You couldn't make armor in Morrowind, so that sucks, but it's the same for anything else. "lol make 1000 health potions and you learn what all these ingredients do" or whatever.
Fair enough! I can't argue with that. But with potions at least you have a mechanic that is rewarding in its own sense, it's not simply a use-and-forget skill. Once you reach 100 in Alchemy (both Skyrim and Morrowind) you could create very powerful potions that would eventually stay useful trough the whole game, like invisibility potions or stat altering potions, poisons and more potent potions to fortify archery or something else.

But smithing? Or even enchanting? Grind for hours to get to the top of the skills. Use it once. Forget about it for the rest of the game. And that's it. Hell. Skyrims whole skill/perk system is a mess in my opinion, 90% of the skills and perks are just filler and not even really interesting.

Like the destruction skills that are basically archery skills where you kill something from a distance. Neither archery nor Magic was ever really good at Bethesda games, but in Morrowind there have been at least a TON of more options for the player to choose from. Much more than in Skyrim.
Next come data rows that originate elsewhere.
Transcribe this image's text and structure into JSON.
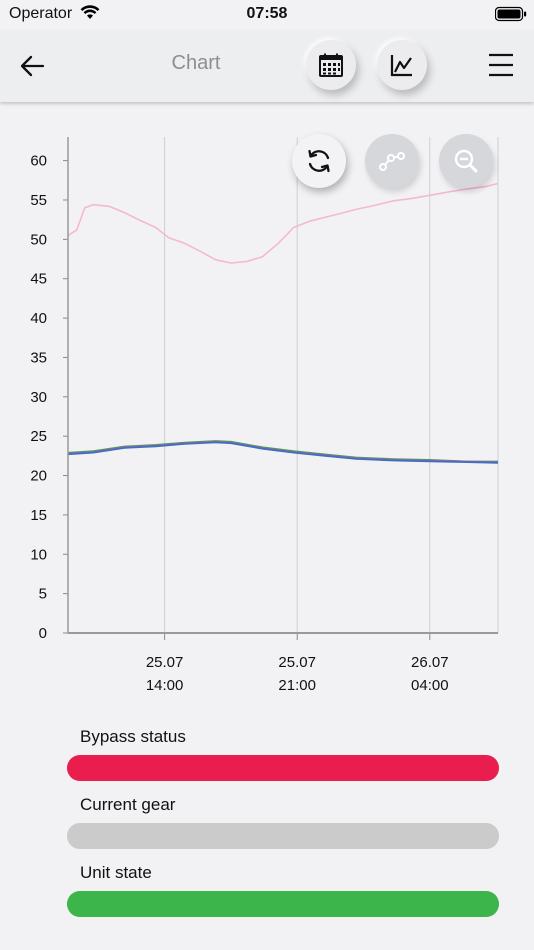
{
  "status_bar": {
    "carrier": "Operator",
    "time": "07:58"
  },
  "header": {
    "title": "Chart",
    "back_icon": "arrow-left-icon",
    "calendar_icon": "calendar-icon",
    "chart_icon": "line-chart-icon",
    "menu_icon": "hamburger-menu-icon"
  },
  "chart_tools": {
    "refresh_icon": "refresh-icon",
    "points_icon": "data-points-icon",
    "zoom_icon": "zoom-out-icon"
  },
  "chart_data": {
    "type": "line",
    "ylim": [
      0,
      63
    ],
    "yticks": [
      0,
      5,
      10,
      15,
      20,
      25,
      30,
      35,
      40,
      45,
      50,
      55,
      60
    ],
    "xlim": [
      "2025-07-25T08:54",
      "2025-07-26T07:36"
    ],
    "xticks": [
      {
        "at": "2025-07-25T14:00",
        "line1": "25.07",
        "line2": "14:00"
      },
      {
        "at": "2025-07-25T21:00",
        "line1": "25.07",
        "line2": "21:00"
      },
      {
        "at": "2025-07-26T04:00",
        "line1": "26.07",
        "line2": "04:00"
      }
    ],
    "grid": {
      "vertical": true,
      "horizontal": false
    },
    "series": [
      {
        "color": "#f5b8cf",
        "x": [
          "2025-07-25T08:54",
          "2025-07-25T09:22",
          "2025-07-25T09:47",
          "2025-07-25T10:14",
          "2025-07-25T11:04",
          "2025-07-25T11:53",
          "2025-07-25T12:43",
          "2025-07-25T13:32",
          "2025-07-25T14:13",
          "2025-07-25T15:03",
          "2025-07-25T15:52",
          "2025-07-25T16:42",
          "2025-07-25T17:31",
          "2025-07-25T18:21",
          "2025-07-25T19:10",
          "2025-07-25T20:00",
          "2025-07-25T20:49",
          "2025-07-25T21:39",
          "2025-07-25T22:28",
          "2025-07-25T23:18",
          "2025-07-26T00:07",
          "2025-07-26T01:04",
          "2025-07-26T02:05",
          "2025-07-26T03:03",
          "2025-07-26T04:00",
          "2025-07-26T04:57",
          "2025-07-26T05:58",
          "2025-07-26T06:56",
          "2025-07-26T07:36"
        ],
        "values": [
          50.5,
          51.2,
          54.0,
          54.4,
          54.2,
          53.4,
          52.4,
          51.5,
          50.2,
          49.5,
          48.5,
          47.4,
          47.0,
          47.2,
          47.8,
          49.5,
          51.5,
          52.3,
          52.8,
          53.3,
          53.8,
          54.3,
          54.9,
          55.2,
          55.6,
          56.0,
          56.4,
          56.7,
          57.1
        ]
      },
      {
        "color": "#45a84a",
        "x": [
          "2025-07-25T08:54",
          "2025-07-25T10:14",
          "2025-07-25T11:53",
          "2025-07-25T13:32",
          "2025-07-25T15:03",
          "2025-07-25T16:42",
          "2025-07-25T17:31",
          "2025-07-25T19:10",
          "2025-07-25T20:49",
          "2025-07-25T22:28",
          "2025-07-26T00:07",
          "2025-07-26T02:05",
          "2025-07-26T04:00",
          "2025-07-26T05:58",
          "2025-07-26T07:36"
        ],
        "values": [
          22.9,
          23.1,
          23.7,
          23.9,
          24.2,
          24.4,
          24.3,
          23.6,
          23.1,
          22.7,
          22.3,
          22.1,
          22.0,
          21.8,
          21.8
        ]
      },
      {
        "color": "#9a5bb5",
        "x": [
          "2025-07-25T08:54",
          "2025-07-25T10:14",
          "2025-07-25T11:53",
          "2025-07-25T13:32",
          "2025-07-25T15:03",
          "2025-07-25T16:42",
          "2025-07-25T17:31",
          "2025-07-25T19:10",
          "2025-07-25T20:49",
          "2025-07-25T22:28",
          "2025-07-26T00:07",
          "2025-07-26T02:05",
          "2025-07-26T04:00",
          "2025-07-26T05:58",
          "2025-07-26T07:36"
        ],
        "values": [
          22.8,
          23.0,
          23.6,
          23.8,
          24.1,
          24.3,
          24.2,
          23.5,
          23.0,
          22.6,
          22.2,
          22.0,
          21.9,
          21.8,
          21.7
        ]
      },
      {
        "color": "#3b6fc4",
        "x": [
          "2025-07-25T08:54",
          "2025-07-25T10:14",
          "2025-07-25T11:53",
          "2025-07-25T13:32",
          "2025-07-25T15:03",
          "2025-07-25T16:42",
          "2025-07-25T17:31",
          "2025-07-25T19:10",
          "2025-07-25T20:49",
          "2025-07-25T22:28",
          "2025-07-26T00:07",
          "2025-07-26T02:05",
          "2025-07-26T04:00",
          "2025-07-26T05:58",
          "2025-07-26T07:36"
        ],
        "values": [
          22.7,
          22.9,
          23.5,
          23.7,
          24.0,
          24.2,
          24.1,
          23.4,
          22.9,
          22.5,
          22.1,
          21.9,
          21.8,
          21.7,
          21.6
        ]
      }
    ]
  },
  "status_items": [
    {
      "label": "Bypass status",
      "color": "#e91e4f",
      "fill": 1.0
    },
    {
      "label": "Current gear",
      "color": "#cbcbcb",
      "fill": 1.0
    },
    {
      "label": "Unit state",
      "color": "#3cb54a",
      "fill": 1.0
    }
  ]
}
If you can't find a good use for the smithing-skills for the late game which is somehow relevant to the character then you could also remove the process of leveling it entierely, Gothic 2, Risen and The Witcher 1 and 2 did a MUCH better job here because it didnt required you to spend hours of hours on making daggers to enchant them just to get the best items trough smithing.
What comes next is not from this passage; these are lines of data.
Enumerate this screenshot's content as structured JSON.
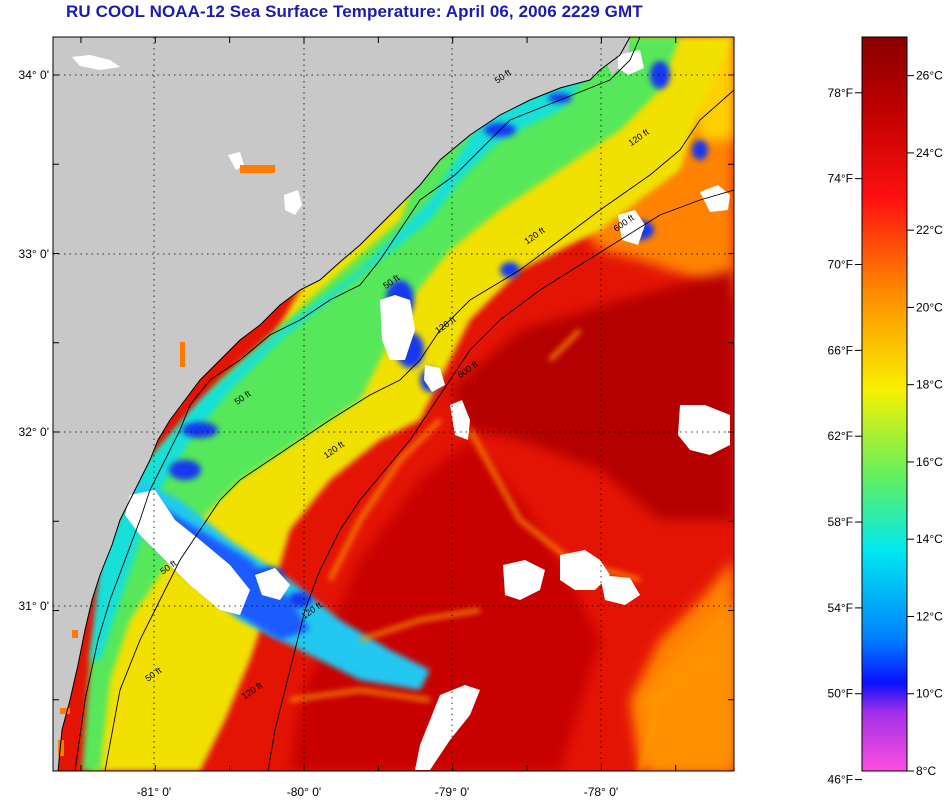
{
  "title": "RU COOL  NOAA-12  Sea Surface Temperature:  April 06, 2006 2229 GMT",
  "map": {
    "lat_ticks": [
      "34° 0'",
      "33° 0'",
      "32° 0'",
      "31° 0'"
    ],
    "lon_ticks": [
      "-81° 0'",
      "-80° 0'",
      "-79° 0'",
      "-78° 0'"
    ],
    "contours": [
      "50 ft",
      "120 ft",
      "600 ft"
    ],
    "contour_instances": [
      {
        "text": "50 ft",
        "lon": -78.7,
        "lat": 33.95
      },
      {
        "text": "120 ft",
        "lon": -77.8,
        "lat": 33.6
      },
      {
        "text": "600 ft",
        "lon": -77.9,
        "lat": 33.12
      },
      {
        "text": "120 ft",
        "lon": -78.5,
        "lat": 33.05
      },
      {
        "text": "50 ft",
        "lon": -79.45,
        "lat": 32.8
      },
      {
        "text": "120 ft",
        "lon": -79.1,
        "lat": 32.55
      },
      {
        "text": "600 ft",
        "lon": -78.95,
        "lat": 32.3
      },
      {
        "text": "50 ft",
        "lon": -80.45,
        "lat": 32.15
      },
      {
        "text": "120 ft",
        "lon": -79.85,
        "lat": 31.85
      },
      {
        "text": "50 ft",
        "lon": -80.95,
        "lat": 31.2
      },
      {
        "text": "120 ft",
        "lon": -80.0,
        "lat": 30.95
      },
      {
        "text": "50 ft",
        "lon": -81.05,
        "lat": 30.6
      },
      {
        "text": "120 ft",
        "lon": -80.4,
        "lat": 30.5
      }
    ]
  },
  "colorbar": {
    "fahrenheit_labels": [
      "78°F",
      "74°F",
      "70°F",
      "66°F",
      "62°F",
      "58°F",
      "54°F",
      "50°F",
      "46°F"
    ],
    "celsius_labels": [
      "26°C",
      "24°C",
      "22°C",
      "20°C",
      "18°C",
      "16°C",
      "14°C",
      "12°C",
      "10°C",
      "8°C"
    ],
    "range_celsius": [
      8,
      27
    ],
    "colors": {
      "magenta": "#ff4fe0",
      "purple": "#a030e8",
      "blue": "#0a10ff",
      "cyan": "#00e8f0",
      "green": "#60f060",
      "yellow": "#f8f000",
      "orange": "#ff8c00",
      "red": "#ff1010",
      "dark_red": "#8a0000"
    }
  },
  "colors": {
    "land": "#c8c8c8",
    "title": "#1b1bb0",
    "cloud": "#ffffff"
  }
}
They made the whole process of creating powerful weapons/armor by finding and combining rare and powerful magic ingredients which you would eventually get by killing unique and difficult enemies. And this makes a lot more sense. And a lot more rewarding.

The Bethesda idea of leveling up really works very well with combat related skills, because you always have a use for them. But it really falls apart with skills that have either no relevance in combat or only indirectly. Like Illusion spells or Smithing and Enchanting. Leveling up the One Handed or Archery skill feels naturally while leveling up Smithing on the other hand not.